Fascinating and very valuable material — both Bruce Humes’ note, Sabina Knight’s article, and Patigül’s 2015 novel, Bloodline.
It would have been appropriate to add to the introductions, that soon after the novel under discussion was written and published (2015), not only has it become impossible to write and publish such novels, but mass internment camps have been set up for hundreds of thousand of Uyghurs and Kazakhs and others, who literally have the Chinese language forced down their throat in the camps — while being forbidden from speaking their native language, on pain of violent punishment.

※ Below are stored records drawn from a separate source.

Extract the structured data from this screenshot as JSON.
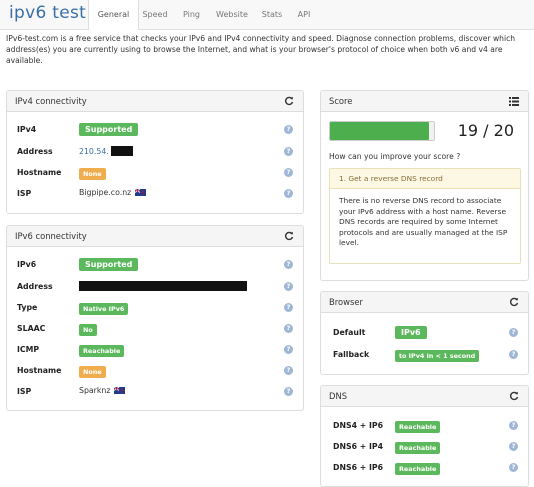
{
  "brand": "ipv6 test",
  "nav": {
    "tabs": [
      {
        "label": "General",
        "active": true
      },
      {
        "label": "Speed"
      },
      {
        "label": "Ping"
      },
      {
        "label": "Website"
      },
      {
        "label": "Stats"
      },
      {
        "label": "API"
      }
    ]
  },
  "intro": "IPv6-test.com is a free service that checks your IPv6 and IPv4 connectivity and speed. Diagnose connection problems, discover which address(es) you are currently using to browse the Internet, and what is your browser's protocol of choice when both v6 and v4 are available.",
  "ipv4": {
    "title": "IPv4 connectivity",
    "rows": [
      {
        "label": "IPv4",
        "value": "Supported"
      },
      {
        "label": "Address",
        "value": "210.54."
      },
      {
        "label": "Hostname",
        "value": "None"
      },
      {
        "label": "ISP",
        "value": "Bigpipe.co.nz"
      }
    ]
  },
  "ipv6": {
    "title": "IPv6 connectivity",
    "rows": [
      {
        "label": "IPv6",
        "value": "Supported"
      },
      {
        "label": "Address",
        "value": ""
      },
      {
        "label": "Type",
        "value": "Native IPv6"
      },
      {
        "label": "SLAAC",
        "value": "No"
      },
      {
        "label": "ICMP",
        "value": "Reachable"
      },
      {
        "label": "Hostname",
        "value": "None"
      },
      {
        "label": "ISP",
        "value": "Sparknz"
      }
    ]
  },
  "score": {
    "title": "Score",
    "value": "19 / 20",
    "fraction": 0.95,
    "question": "How can you improve your score ?",
    "tip_title": "1. Get a reverse DNS record",
    "tip_body": "There is no reverse DNS record to associate your IPv6 address with a host name. Reverse DNS records are required by some Internet protocols and are usually managed at the ISP level."
  },
  "browser": {
    "title": "Browser",
    "rows": [
      {
        "label": "Default",
        "value": "IPv6"
      },
      {
        "label": "Fallback",
        "value": "to IPv4 in < 1 second"
      }
    ]
  },
  "dns": {
    "title": "DNS",
    "rows": [
      {
        "label": "DNS4 + IP6",
        "value": "Reachable"
      },
      {
        "label": "DNS6 + IP4",
        "value": "Reachable"
      },
      {
        "label": "DNS6 + IP6",
        "value": "Reachable"
      }
    ]
  },
  "colors": {
    "brand": "#3a6ea5",
    "success": "#5cb85c",
    "warning": "#f0ad4e",
    "help_icon": "#9fb6d4"
  },
  "help_glyph": "?"
}
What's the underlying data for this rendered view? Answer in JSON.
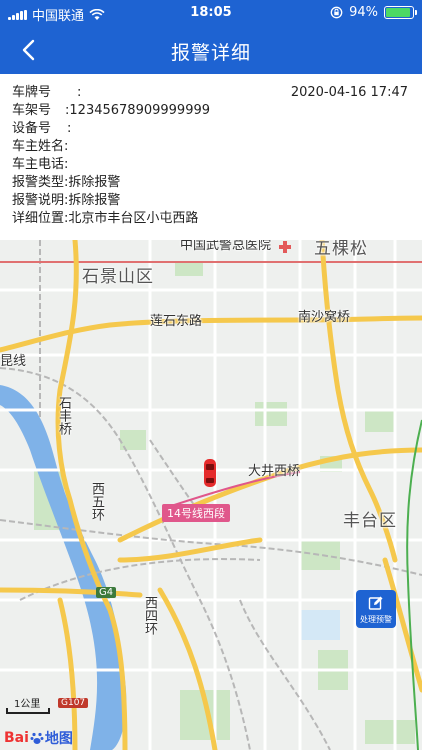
{
  "status_bar": {
    "carrier": "中国联通",
    "time": "18:05",
    "battery_percent": "94%",
    "battery_level": 0.94
  },
  "nav": {
    "title": "报警详细"
  },
  "info": {
    "plate": {
      "label": "车牌号",
      "value": ""
    },
    "frame": {
      "label": "车架号",
      "value": "12345678909999999"
    },
    "device": {
      "label": "设备号",
      "value": ""
    },
    "owner_name": {
      "label": "车主姓名",
      "value": ""
    },
    "owner_phone": {
      "label": "车主电话",
      "value": ""
    },
    "alarm_type": {
      "label": "报警类型",
      "value": "拆除报警"
    },
    "alarm_desc": {
      "label": "报警说明",
      "value": "拆除报警"
    },
    "location": {
      "label": "详细位置",
      "value": "北京市丰台区小屯西路"
    },
    "datetime": "2020-04-16 17:47"
  },
  "map": {
    "labels": {
      "hospital": "中国武警总医院",
      "wukesong": "五棵松",
      "shijingshan": "石景山区",
      "lianshi_east": "莲石东路",
      "nanshawo": "南沙窝桥",
      "line": "昆线",
      "shifeng": "石丰桥",
      "dajing": "大井西桥",
      "xiwuhuan": "西五环",
      "fengtai": "丰台区",
      "xisihuan": "西四环"
    },
    "subway_badge": "14号线西段",
    "highway_badge": "G4",
    "national_road_badge": "G107",
    "scale": "1公里",
    "logo_text": "Bai",
    "logo_suffix": "地图"
  },
  "actions": {
    "handle_alert": "处理预警"
  },
  "colors": {
    "primary": "#1E63D2",
    "road_major": "#F5C84C",
    "water": "#7FB2E8",
    "park": "#CDE6C5"
  }
}
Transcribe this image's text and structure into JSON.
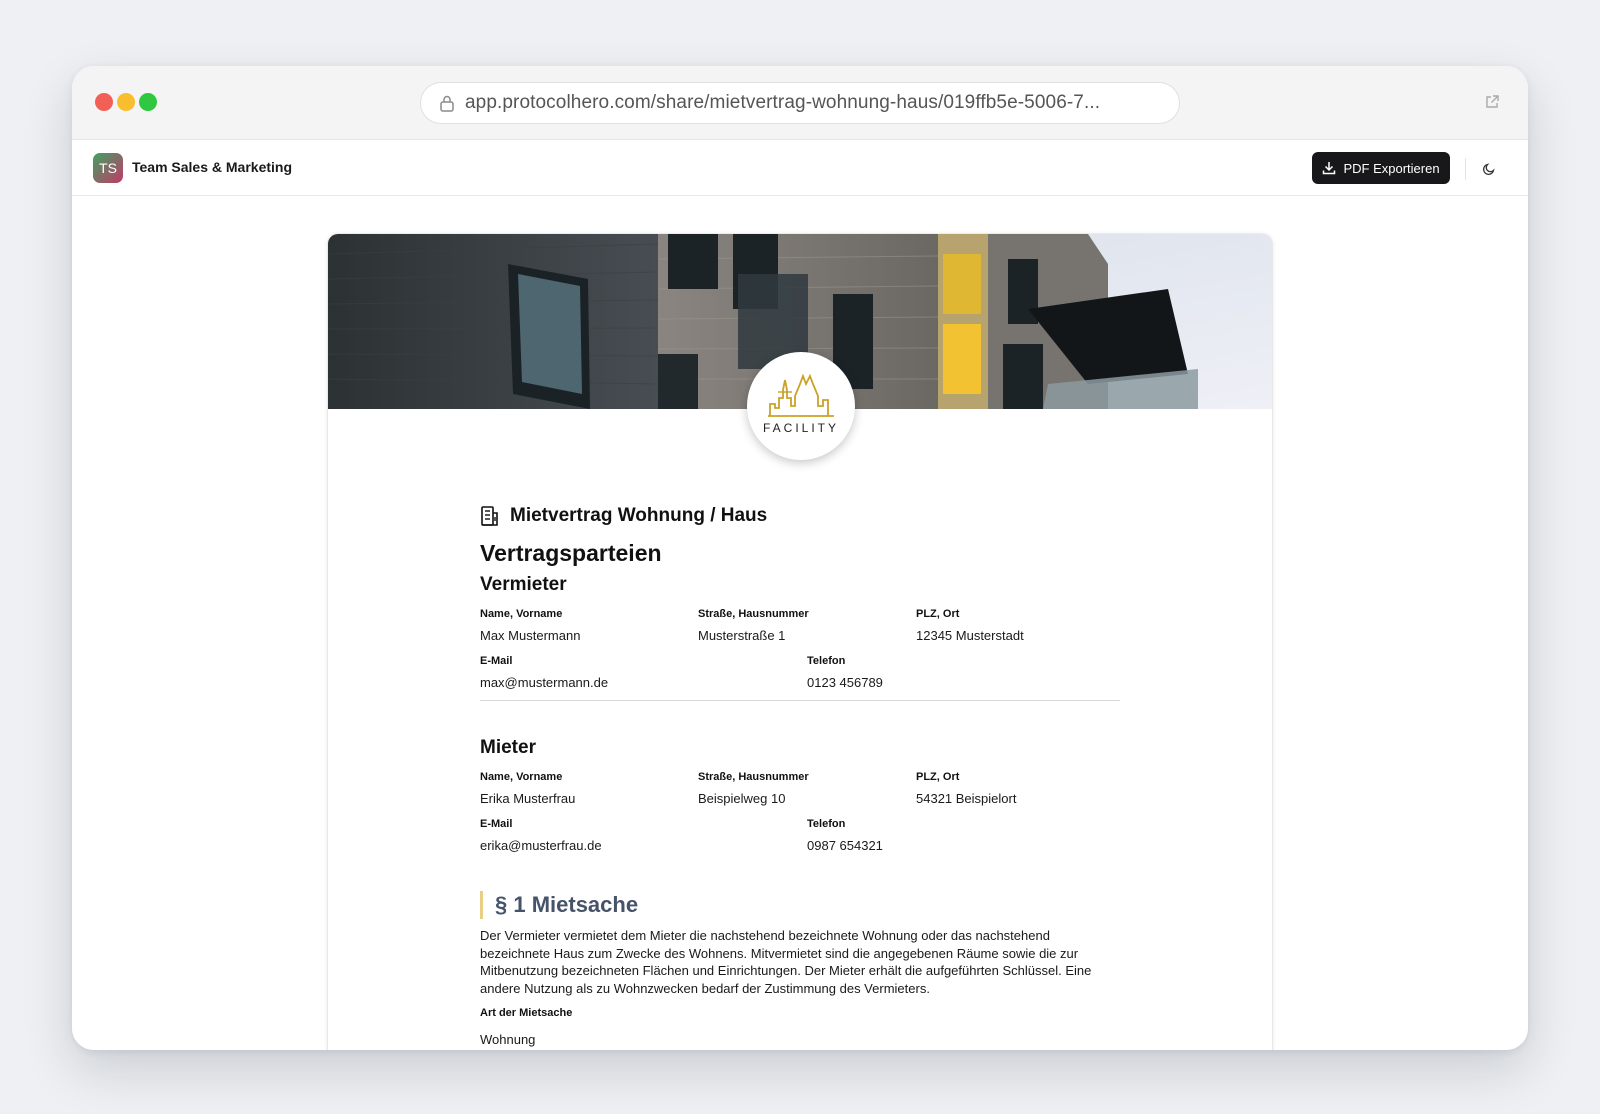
{
  "browser": {
    "url": "app.protocolhero.com/share/mietvertrag-wohnung-haus/019ffb5e-5006-7..."
  },
  "appbar": {
    "avatar_initials": "TS",
    "team_name": "Team Sales & Marketing",
    "pdf_button_label": "PDF Exportieren"
  },
  "logo": {
    "text": "FACILITY"
  },
  "document": {
    "title": "Mietvertrag Wohnung / Haus",
    "heading": "Vertragsparteien",
    "vermieter": {
      "heading": "Vermieter",
      "name_label": "Name, Vorname",
      "name": "Max Mustermann",
      "street_label": "Straße, Hausnummer",
      "street": "Musterstraße 1",
      "city_label": "PLZ, Ort",
      "city": "12345 Musterstadt",
      "email_label": "E-Mail",
      "email": "max@mustermann.de",
      "phone_label": "Telefon",
      "phone": "0123 456789"
    },
    "mieter": {
      "heading": "Mieter",
      "name_label": "Name, Vorname",
      "name": "Erika Musterfrau",
      "street_label": "Straße, Hausnummer",
      "street": "Beispielweg 10",
      "city_label": "PLZ, Ort",
      "city": "54321 Beispielort",
      "email_label": "E-Mail",
      "email": "erika@musterfrau.de",
      "phone_label": "Telefon",
      "phone": "0987 654321"
    },
    "section1": {
      "title": "§ 1 Mietsache",
      "text": "Der Vermieter vermietet dem Mieter die nachstehend bezeichnete Wohnung oder das nachstehend bezeichnete Haus zum Zwecke des Wohnens. Mitvermietet sind die angegebenen Räume sowie die zur Mitbenutzung bezeichneten Flächen und Einrichtungen. Der Mieter erhält die aufgeführten Schlüssel. Eine andere Nutzung als zu Wohnzwecken bedarf der Zustimmung des Vermieters.",
      "art_label": "Art der Mietsache",
      "art_value": "Wohnung"
    }
  },
  "colors": {
    "accent_bar": "#e8cf85",
    "section_title": "#46536a",
    "button_bg": "#18181b",
    "logo_gold": "#c9a227"
  }
}
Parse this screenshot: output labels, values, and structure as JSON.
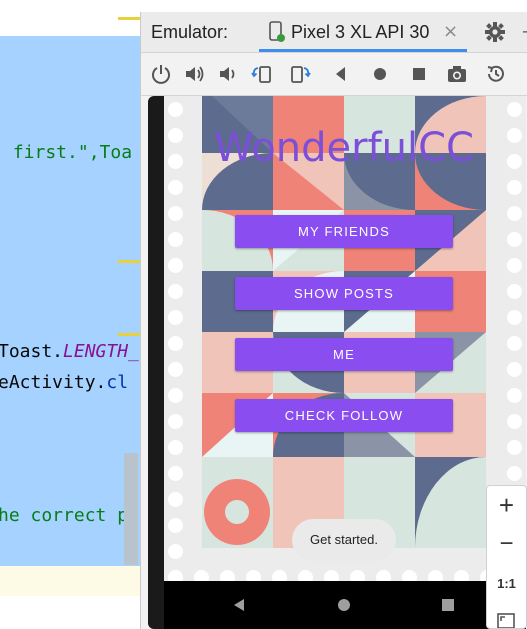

It is even worse than what the novel and the discussion describe from before 2015. The new, draconian Chinese assault on Uyghur language and culture is part of the wide array of crimes of the ongoing Chinese genocide, which the authorities budgeted, planned and started up in 2017. Indeed China is now a genocide country — and Chinese is the language of this genocide. It is Mr. Xi Jinping and his regime that have shamed the country this way, for generations to come, and he’s put an ugly stain on the Chinese language as such.
It’s like how my mother, after the Nazis invaded her native country in 1940, was forced to study German, until liberation in 1945. This was why even I was not able to choose German in school. I had heard her stories about how the Nazi occupier soldiers beat her and other defiant Norwegian kids, in the street. Unforgivable. And the legacy is still there. Poetry after Auschwitz?
So it is with China and Chinese now. The reason many around the world are abandoning the study of the Chinese language, is because of the mind-boggling atrocities being carried out. Just think of the camp guards beating people who could not memorize the glory to Xi Jinping fast enough, in mandarin Chinese. Personally, I find it all profoundly revolting, to the point that it makes me regret ever learning Chinese.
I can hear the objections, that “yes but, there is still more to Chinese culture than the CCP regime” … I can only say, the stain is very deep, no amount of whitewashing will get it off. Can anyone now read Tang poetry without thinking of China’s 21st century genocide?
Only if there is an official Chinese state apology forthcoming for these atrocities and for the unfathomable arrogance, and a real Chinese reconciliation commission, I’ll find hope in that.